The kind of thing that I hate I liken to what happens in adolescent peer groups, where all the focus is on what tribe you belong too, how ‘cool’ and ‘in’ you are and all things are reduced to this. That’s a poisonous style of anti-reasoning it seems to me.
And of course it’s exploited by those who feel themselves in a strong position. This was the left when I was young, so all sorts of left mannerisms were about – embarrassment about making money or seeming to say anything derogatory about any minority group (however true or false) and any number of other things.
Now the right, having successfully taken on the left on this score, and having landed some telling blows, is on top and so takes naturally to this kind of talk which is essentially peer group dynamic driven tribalism – not rational argument. Neville’s comment above that “there can be no doubt that the AFR writer is at the extreme end of left wing politics” is a case in point.
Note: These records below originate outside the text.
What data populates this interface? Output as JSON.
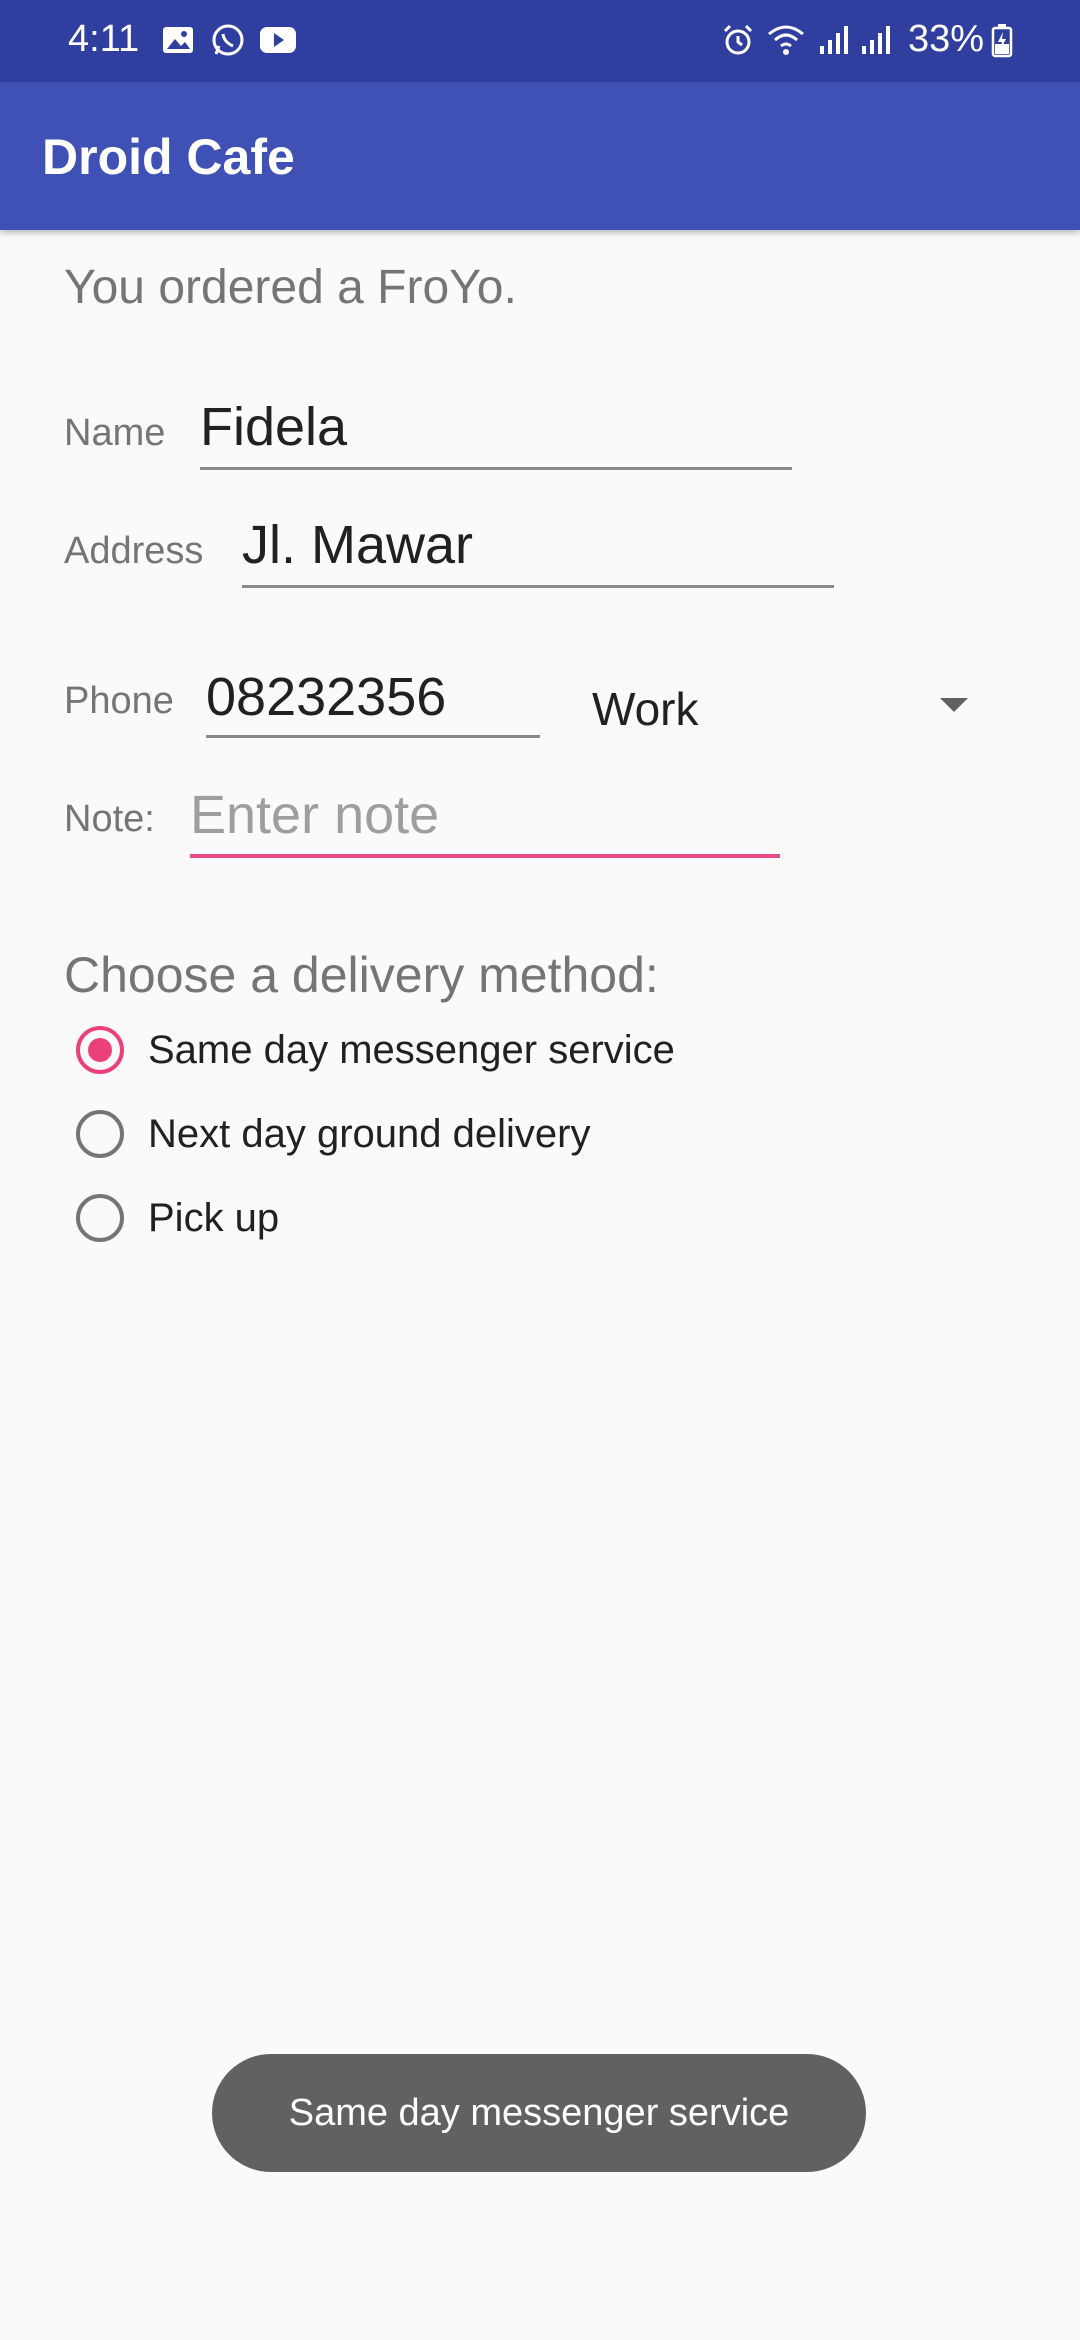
{
  "status_bar": {
    "time": "4:11",
    "battery": "33%",
    "icons": [
      "image-icon",
      "whatsapp-icon",
      "youtube-icon",
      "alarm-icon",
      "wifi-icon",
      "signal-icon",
      "signal-icon",
      "battery-icon"
    ]
  },
  "app": {
    "title": "Droid Cafe"
  },
  "order": {
    "message": "You ordered a FroYo."
  },
  "form": {
    "name_label": "Name",
    "name_value": "Fidela",
    "address_label": "Address",
    "address_value": "Jl. Mawar",
    "phone_label": "Phone",
    "phone_value": "08232356",
    "phone_type": "Work",
    "note_label": "Note:",
    "note_placeholder": "Enter note"
  },
  "delivery": {
    "title": "Choose a delivery method:",
    "options": [
      {
        "label": "Same day messenger service",
        "checked": true
      },
      {
        "label": "Next day ground delivery",
        "checked": false
      },
      {
        "label": "Pick up",
        "checked": false
      }
    ]
  },
  "toast": {
    "text": "Same day messenger service"
  },
  "colors": {
    "primary": "#3f51b5",
    "primary_dark": "#303f9f",
    "accent": "#ec407a"
  }
}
I would have thought that your second paragraph provides the rebuttal to your first – the reasonably response to mostly ludicruous Chomsky’s latest insane onanism might not the reasonable response to mostly intelligent Krugman’s latest reasonably inoffensive partisanry.
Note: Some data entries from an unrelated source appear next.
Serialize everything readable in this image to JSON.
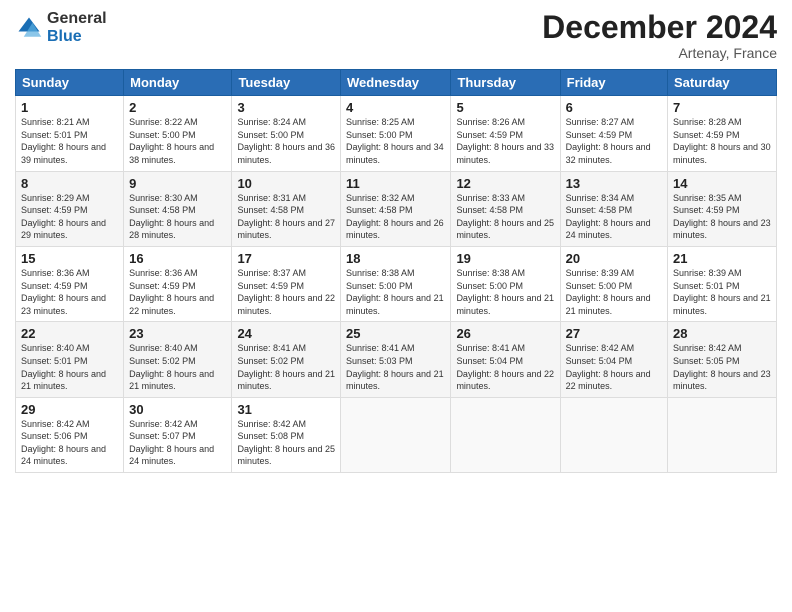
{
  "logo": {
    "general": "General",
    "blue": "Blue"
  },
  "header": {
    "month": "December 2024",
    "location": "Artenay, France"
  },
  "weekdays": [
    "Sunday",
    "Monday",
    "Tuesday",
    "Wednesday",
    "Thursday",
    "Friday",
    "Saturday"
  ],
  "weeks": [
    [
      {
        "day": "1",
        "sunrise": "Sunrise: 8:21 AM",
        "sunset": "Sunset: 5:01 PM",
        "daylight": "Daylight: 8 hours and 39 minutes."
      },
      {
        "day": "2",
        "sunrise": "Sunrise: 8:22 AM",
        "sunset": "Sunset: 5:00 PM",
        "daylight": "Daylight: 8 hours and 38 minutes."
      },
      {
        "day": "3",
        "sunrise": "Sunrise: 8:24 AM",
        "sunset": "Sunset: 5:00 PM",
        "daylight": "Daylight: 8 hours and 36 minutes."
      },
      {
        "day": "4",
        "sunrise": "Sunrise: 8:25 AM",
        "sunset": "Sunset: 5:00 PM",
        "daylight": "Daylight: 8 hours and 34 minutes."
      },
      {
        "day": "5",
        "sunrise": "Sunrise: 8:26 AM",
        "sunset": "Sunset: 4:59 PM",
        "daylight": "Daylight: 8 hours and 33 minutes."
      },
      {
        "day": "6",
        "sunrise": "Sunrise: 8:27 AM",
        "sunset": "Sunset: 4:59 PM",
        "daylight": "Daylight: 8 hours and 32 minutes."
      },
      {
        "day": "7",
        "sunrise": "Sunrise: 8:28 AM",
        "sunset": "Sunset: 4:59 PM",
        "daylight": "Daylight: 8 hours and 30 minutes."
      }
    ],
    [
      {
        "day": "8",
        "sunrise": "Sunrise: 8:29 AM",
        "sunset": "Sunset: 4:59 PM",
        "daylight": "Daylight: 8 hours and 29 minutes."
      },
      {
        "day": "9",
        "sunrise": "Sunrise: 8:30 AM",
        "sunset": "Sunset: 4:58 PM",
        "daylight": "Daylight: 8 hours and 28 minutes."
      },
      {
        "day": "10",
        "sunrise": "Sunrise: 8:31 AM",
        "sunset": "Sunset: 4:58 PM",
        "daylight": "Daylight: 8 hours and 27 minutes."
      },
      {
        "day": "11",
        "sunrise": "Sunrise: 8:32 AM",
        "sunset": "Sunset: 4:58 PM",
        "daylight": "Daylight: 8 hours and 26 minutes."
      },
      {
        "day": "12",
        "sunrise": "Sunrise: 8:33 AM",
        "sunset": "Sunset: 4:58 PM",
        "daylight": "Daylight: 8 hours and 25 minutes."
      },
      {
        "day": "13",
        "sunrise": "Sunrise: 8:34 AM",
        "sunset": "Sunset: 4:58 PM",
        "daylight": "Daylight: 8 hours and 24 minutes."
      },
      {
        "day": "14",
        "sunrise": "Sunrise: 8:35 AM",
        "sunset": "Sunset: 4:59 PM",
        "daylight": "Daylight: 8 hours and 23 minutes."
      }
    ],
    [
      {
        "day": "15",
        "sunrise": "Sunrise: 8:36 AM",
        "sunset": "Sunset: 4:59 PM",
        "daylight": "Daylight: 8 hours and 23 minutes."
      },
      {
        "day": "16",
        "sunrise": "Sunrise: 8:36 AM",
        "sunset": "Sunset: 4:59 PM",
        "daylight": "Daylight: 8 hours and 22 minutes."
      },
      {
        "day": "17",
        "sunrise": "Sunrise: 8:37 AM",
        "sunset": "Sunset: 4:59 PM",
        "daylight": "Daylight: 8 hours and 22 minutes."
      },
      {
        "day": "18",
        "sunrise": "Sunrise: 8:38 AM",
        "sunset": "Sunset: 5:00 PM",
        "daylight": "Daylight: 8 hours and 21 minutes."
      },
      {
        "day": "19",
        "sunrise": "Sunrise: 8:38 AM",
        "sunset": "Sunset: 5:00 PM",
        "daylight": "Daylight: 8 hours and 21 minutes."
      },
      {
        "day": "20",
        "sunrise": "Sunrise: 8:39 AM",
        "sunset": "Sunset: 5:00 PM",
        "daylight": "Daylight: 8 hours and 21 minutes."
      },
      {
        "day": "21",
        "sunrise": "Sunrise: 8:39 AM",
        "sunset": "Sunset: 5:01 PM",
        "daylight": "Daylight: 8 hours and 21 minutes."
      }
    ],
    [
      {
        "day": "22",
        "sunrise": "Sunrise: 8:40 AM",
        "sunset": "Sunset: 5:01 PM",
        "daylight": "Daylight: 8 hours and 21 minutes."
      },
      {
        "day": "23",
        "sunrise": "Sunrise: 8:40 AM",
        "sunset": "Sunset: 5:02 PM",
        "daylight": "Daylight: 8 hours and 21 minutes."
      },
      {
        "day": "24",
        "sunrise": "Sunrise: 8:41 AM",
        "sunset": "Sunset: 5:02 PM",
        "daylight": "Daylight: 8 hours and 21 minutes."
      },
      {
        "day": "25",
        "sunrise": "Sunrise: 8:41 AM",
        "sunset": "Sunset: 5:03 PM",
        "daylight": "Daylight: 8 hours and 21 minutes."
      },
      {
        "day": "26",
        "sunrise": "Sunrise: 8:41 AM",
        "sunset": "Sunset: 5:04 PM",
        "daylight": "Daylight: 8 hours and 22 minutes."
      },
      {
        "day": "27",
        "sunrise": "Sunrise: 8:42 AM",
        "sunset": "Sunset: 5:04 PM",
        "daylight": "Daylight: 8 hours and 22 minutes."
      },
      {
        "day": "28",
        "sunrise": "Sunrise: 8:42 AM",
        "sunset": "Sunset: 5:05 PM",
        "daylight": "Daylight: 8 hours and 23 minutes."
      }
    ],
    [
      {
        "day": "29",
        "sunrise": "Sunrise: 8:42 AM",
        "sunset": "Sunset: 5:06 PM",
        "daylight": "Daylight: 8 hours and 24 minutes."
      },
      {
        "day": "30",
        "sunrise": "Sunrise: 8:42 AM",
        "sunset": "Sunset: 5:07 PM",
        "daylight": "Daylight: 8 hours and 24 minutes."
      },
      {
        "day": "31",
        "sunrise": "Sunrise: 8:42 AM",
        "sunset": "Sunset: 5:08 PM",
        "daylight": "Daylight: 8 hours and 25 minutes."
      },
      null,
      null,
      null,
      null
    ]
  ]
}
Well once you’ve done the ad hominem, it seems to me it’s time to either ignore the guy as a waste of time, or try to deal with his arguments. I don’t agree with Chomsky, but that doesn’t mean I think it’s appropriate to just laugh him off. I tend to ignore him pretty much, but if I wanted to respond to him I’d reckon he was worthy of trying to respond to seriously.
But you guys on the right are getting it too easy these days – sadly. So you’re getting lazy. Like the left a generation ago. Sad really – in both cases.
Remember guys the price of liberty is eternal vigilance!
Nicholas, I agree that a bit of ad hominem doesn’t go astray, and done well it does enliven an analytical essay. Some ad hominem arguments are also not necessarily fallacious.
But the criticism of the political analyst Chomsky doesn’t get much beyond the ad hominem or worse. And given that his major theses have a fairly broad sweep, one wouldn’t have to engage with him seriously at the detail level, but just critique the general ideas. In fact, the reverse tends to occur and critics cavil at Chomsky’s interpretation of this or that passage in the NYT or the Washington Post, almost as this would be a reductio ad absurdum of his ideas.
So if his ideas are so deplorable or vacuous then this shouldn’t be too hard to do. I could understand a defence of a charge of sloth if to rebut Chomsky one would have to go through his exhaustive (and exhausting) footnoted material.
To gloss Nicholas on liberty, eternal vigilance of the “guards or watchers” in particular. “Quis custodiet ipsos custodes”. And this can be a very liberal interpretation of Chomsky’s entire political project.